Photo: Manatee County Historic Archives

So finally, one day he went in, set the jar down and said to the marketing manager “Charlie, I’ve done everything I can to sell you this product. It’s good and if you had it on the shelf it would sell just fine. You tell me what I have to do!”

“Well, there was a dog food manufacturer in last week and he offered me a case free with every case I bought.”

“Okay, how many do you want?”

“I’ll take 600 cases of two-pounds and 100 cases of 24 ounce.”

Greenlaw had never seen an order this big in his whole life. But he didn't flinch when it came to the Publix manager. He said okay, and walked out of the office. However, he had to come up with the money to fulfill it one way or another. He took the order to the bank and secured another loan, thinking this business of giving away free jelly would put him in the poorhouse. Later he'd call the decision "the best money he ever gave away."

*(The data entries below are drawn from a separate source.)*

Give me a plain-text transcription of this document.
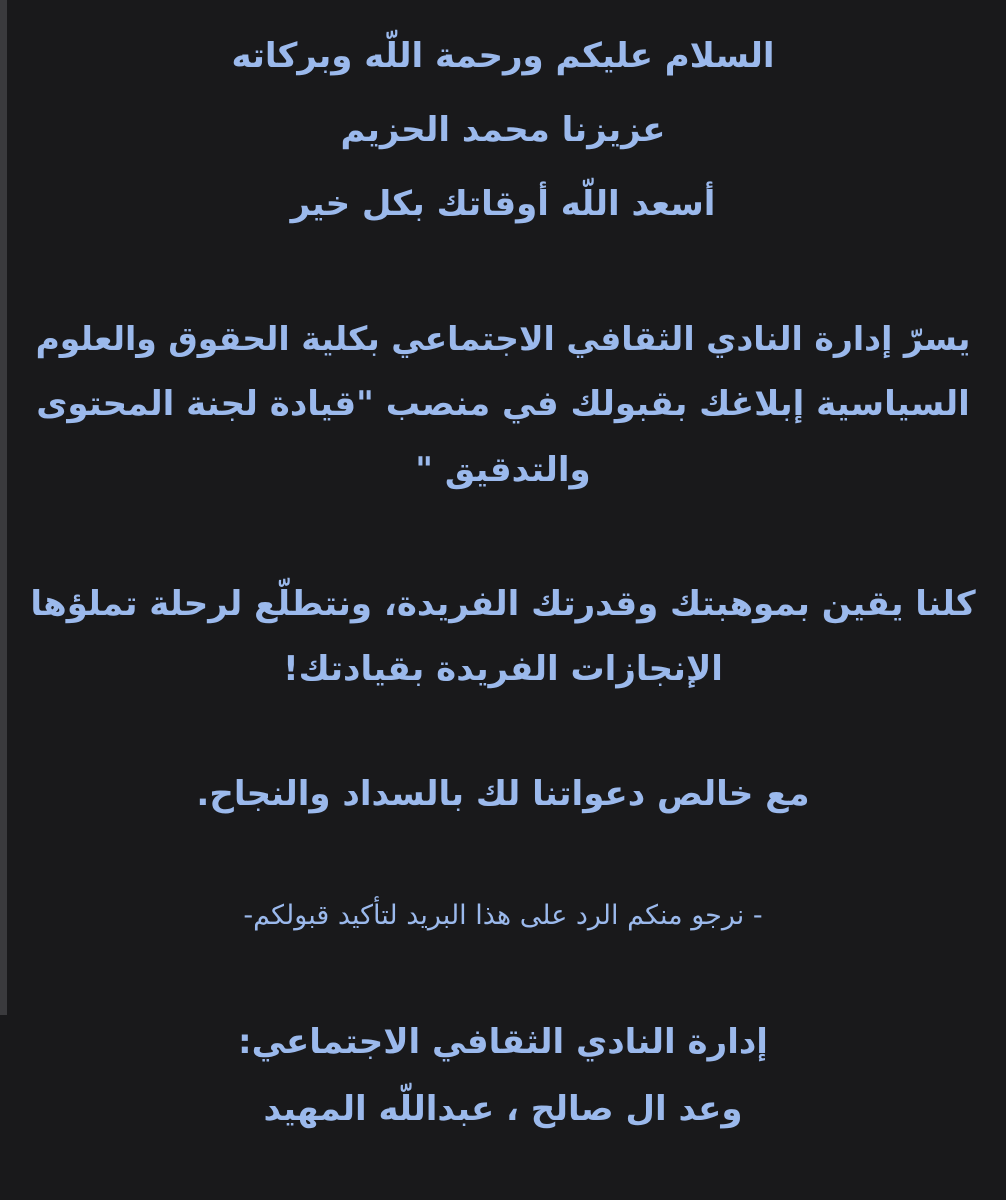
السلام عليكم ورحمة اللّه وبركاته
عزيزنا محمد الحزيم
أسعد اللّه أوقاتك بكل خير
يسرّ إدارة النادي الثقافي الاجتماعي بكلية الحقوق والعلوم
السياسية إبلاغك بقبولك في منصب "قيادة لجنة المحتوى
والتدقيق "
كلنا يقين بموهبتك وقدرتك الفريدة، ونتطلّع لرحلة تملؤها
الإنجازات الفريدة بقيادتك!
مع خالص دعواتنا لك بالسداد والنجاح.
- نرجو منكم الرد على هذا البريد لتأكيد قبولكم-
إدارة النادي الثقافي الاجتماعي:
وعد ال صالح ، عبداللّه المهيد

Today, you can still get the Palmalito guava jelly in area stores, and I always buy my jelly from Palmetto Canning Company. I have some in my fridge now, in fact. Every now and then, when I'm perusing the aisles at Publix or Winn Dixie, I'll look for it. I've found it as far north at Jacksonville and as far south as Naples, and it still amazes me every time I see it, that something from my hometown has had such a lasting impact, on my family's table and countless tables across the state.